Photos de rencontres, photos avec les familles, achat d'alliances en commun (facture aux deux noms), préparatifs de la cérémonie avec invitation et
implication de la famille et des amis, éventuellement préparatifs de mariage religieux, réservation d'un traiteur, etc ...

Toutes preuves d'une volonté de mariage qui ne soient pas directement liées à la cérémonie civil ou aux relations administratives.

Evidemment preuves de vie en commun pour tous ceux qui vivraient ensemble avant le mariage et preuves de relations suivies, régulières et autant que
possible dans la durée pour tous ceux qui ne vivraient pas ensemble avant le mariage.

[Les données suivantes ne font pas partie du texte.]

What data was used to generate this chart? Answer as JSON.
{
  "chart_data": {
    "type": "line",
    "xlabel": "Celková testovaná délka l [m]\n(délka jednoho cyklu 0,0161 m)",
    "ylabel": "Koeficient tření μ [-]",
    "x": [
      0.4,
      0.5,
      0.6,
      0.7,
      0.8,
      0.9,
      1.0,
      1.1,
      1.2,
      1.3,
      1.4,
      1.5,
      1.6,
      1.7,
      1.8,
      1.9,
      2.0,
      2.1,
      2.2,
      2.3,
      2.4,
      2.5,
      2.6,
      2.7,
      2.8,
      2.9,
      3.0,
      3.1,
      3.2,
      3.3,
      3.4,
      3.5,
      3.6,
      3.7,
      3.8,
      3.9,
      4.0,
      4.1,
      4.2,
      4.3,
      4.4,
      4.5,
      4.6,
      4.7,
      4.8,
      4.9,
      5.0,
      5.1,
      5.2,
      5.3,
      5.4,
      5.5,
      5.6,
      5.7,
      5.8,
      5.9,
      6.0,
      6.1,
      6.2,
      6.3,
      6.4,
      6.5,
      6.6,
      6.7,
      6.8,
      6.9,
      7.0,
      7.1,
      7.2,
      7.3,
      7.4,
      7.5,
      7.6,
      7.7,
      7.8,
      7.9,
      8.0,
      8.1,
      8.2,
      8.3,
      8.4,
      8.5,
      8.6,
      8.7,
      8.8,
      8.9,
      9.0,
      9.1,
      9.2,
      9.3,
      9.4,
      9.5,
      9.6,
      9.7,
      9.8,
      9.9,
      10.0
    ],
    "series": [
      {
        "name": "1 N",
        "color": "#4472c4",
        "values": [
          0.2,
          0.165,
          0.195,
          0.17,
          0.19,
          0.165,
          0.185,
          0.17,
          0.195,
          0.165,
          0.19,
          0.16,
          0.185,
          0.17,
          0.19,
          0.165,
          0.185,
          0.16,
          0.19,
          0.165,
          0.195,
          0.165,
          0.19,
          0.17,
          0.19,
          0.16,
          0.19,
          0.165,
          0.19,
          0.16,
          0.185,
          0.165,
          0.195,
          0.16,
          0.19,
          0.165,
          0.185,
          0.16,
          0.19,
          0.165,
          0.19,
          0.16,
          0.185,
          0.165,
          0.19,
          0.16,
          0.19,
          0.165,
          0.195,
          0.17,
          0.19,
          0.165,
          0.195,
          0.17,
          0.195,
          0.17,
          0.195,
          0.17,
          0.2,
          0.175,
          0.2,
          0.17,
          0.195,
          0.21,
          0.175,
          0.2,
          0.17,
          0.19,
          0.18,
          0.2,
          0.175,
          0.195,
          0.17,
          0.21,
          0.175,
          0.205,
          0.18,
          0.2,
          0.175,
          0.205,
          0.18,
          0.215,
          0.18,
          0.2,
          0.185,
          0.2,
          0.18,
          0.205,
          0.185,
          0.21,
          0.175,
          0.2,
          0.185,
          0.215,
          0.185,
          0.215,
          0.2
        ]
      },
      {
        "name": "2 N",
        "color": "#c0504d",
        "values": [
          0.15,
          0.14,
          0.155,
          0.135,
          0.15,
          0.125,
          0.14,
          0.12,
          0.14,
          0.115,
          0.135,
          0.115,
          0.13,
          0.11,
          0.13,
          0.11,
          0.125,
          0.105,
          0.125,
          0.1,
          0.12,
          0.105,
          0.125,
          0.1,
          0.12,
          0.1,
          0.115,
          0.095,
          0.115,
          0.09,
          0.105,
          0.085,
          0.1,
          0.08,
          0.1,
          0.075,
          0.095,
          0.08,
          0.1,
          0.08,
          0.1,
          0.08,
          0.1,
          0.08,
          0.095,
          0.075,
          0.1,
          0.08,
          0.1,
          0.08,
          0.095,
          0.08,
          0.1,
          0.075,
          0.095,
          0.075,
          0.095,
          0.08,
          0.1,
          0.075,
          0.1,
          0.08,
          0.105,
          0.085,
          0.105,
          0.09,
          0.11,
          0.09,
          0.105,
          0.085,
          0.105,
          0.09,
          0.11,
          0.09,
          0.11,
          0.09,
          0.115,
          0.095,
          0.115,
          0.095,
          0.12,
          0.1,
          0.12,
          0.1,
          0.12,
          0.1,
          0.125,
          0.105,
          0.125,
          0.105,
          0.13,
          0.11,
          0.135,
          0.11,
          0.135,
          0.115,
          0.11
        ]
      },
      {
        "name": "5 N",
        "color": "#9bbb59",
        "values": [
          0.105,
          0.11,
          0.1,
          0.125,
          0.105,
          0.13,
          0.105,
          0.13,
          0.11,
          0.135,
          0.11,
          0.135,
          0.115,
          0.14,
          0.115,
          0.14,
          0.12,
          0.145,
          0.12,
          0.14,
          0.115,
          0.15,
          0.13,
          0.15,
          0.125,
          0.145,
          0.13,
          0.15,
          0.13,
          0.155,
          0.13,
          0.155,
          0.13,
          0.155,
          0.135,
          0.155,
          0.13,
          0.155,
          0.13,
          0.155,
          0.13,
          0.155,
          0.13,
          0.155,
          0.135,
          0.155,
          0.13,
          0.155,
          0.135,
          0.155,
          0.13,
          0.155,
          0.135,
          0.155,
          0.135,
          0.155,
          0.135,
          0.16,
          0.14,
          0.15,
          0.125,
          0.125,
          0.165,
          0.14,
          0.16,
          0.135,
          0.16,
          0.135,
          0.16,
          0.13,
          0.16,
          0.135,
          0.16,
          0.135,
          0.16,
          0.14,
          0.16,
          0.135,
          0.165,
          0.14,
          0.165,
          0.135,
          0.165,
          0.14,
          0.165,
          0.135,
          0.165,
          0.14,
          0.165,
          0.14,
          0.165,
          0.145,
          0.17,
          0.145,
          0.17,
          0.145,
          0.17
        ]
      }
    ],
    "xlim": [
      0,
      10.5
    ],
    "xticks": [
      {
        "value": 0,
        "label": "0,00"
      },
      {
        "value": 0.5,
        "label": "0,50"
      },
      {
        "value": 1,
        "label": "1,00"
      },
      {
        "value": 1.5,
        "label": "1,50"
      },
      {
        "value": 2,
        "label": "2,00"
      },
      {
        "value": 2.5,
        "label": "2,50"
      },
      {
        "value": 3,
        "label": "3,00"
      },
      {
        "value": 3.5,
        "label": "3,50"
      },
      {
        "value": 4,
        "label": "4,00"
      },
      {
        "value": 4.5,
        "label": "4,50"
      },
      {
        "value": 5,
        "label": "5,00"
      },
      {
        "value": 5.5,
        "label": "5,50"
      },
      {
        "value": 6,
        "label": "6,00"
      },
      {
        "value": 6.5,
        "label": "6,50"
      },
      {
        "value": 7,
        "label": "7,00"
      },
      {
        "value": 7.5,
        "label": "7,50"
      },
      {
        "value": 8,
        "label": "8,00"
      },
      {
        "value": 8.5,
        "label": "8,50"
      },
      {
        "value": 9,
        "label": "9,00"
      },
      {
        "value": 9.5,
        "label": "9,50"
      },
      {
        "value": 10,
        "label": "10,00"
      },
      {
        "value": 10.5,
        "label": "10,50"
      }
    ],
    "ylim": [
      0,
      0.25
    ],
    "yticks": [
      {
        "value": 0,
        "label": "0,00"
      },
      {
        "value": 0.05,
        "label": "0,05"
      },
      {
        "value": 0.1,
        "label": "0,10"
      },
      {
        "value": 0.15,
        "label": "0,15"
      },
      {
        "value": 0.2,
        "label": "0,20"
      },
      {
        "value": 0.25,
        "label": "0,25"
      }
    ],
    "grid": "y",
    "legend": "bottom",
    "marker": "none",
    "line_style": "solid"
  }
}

Et surtout signature d'un contrat de mariage devant notaire. Il est fortement conseillé que ce contrat de mariage soit signé sur la base d'une
séparation de bien et non pas d'un régime en commun. Non pas en signe de défiance pour la sincérité ou la confiance mutuelle entre futurs époux mais
pour pouvoir prouver que ce mariage n'est pas effectué par volonté vénale ou appât du gain de la part du conjoint étranger.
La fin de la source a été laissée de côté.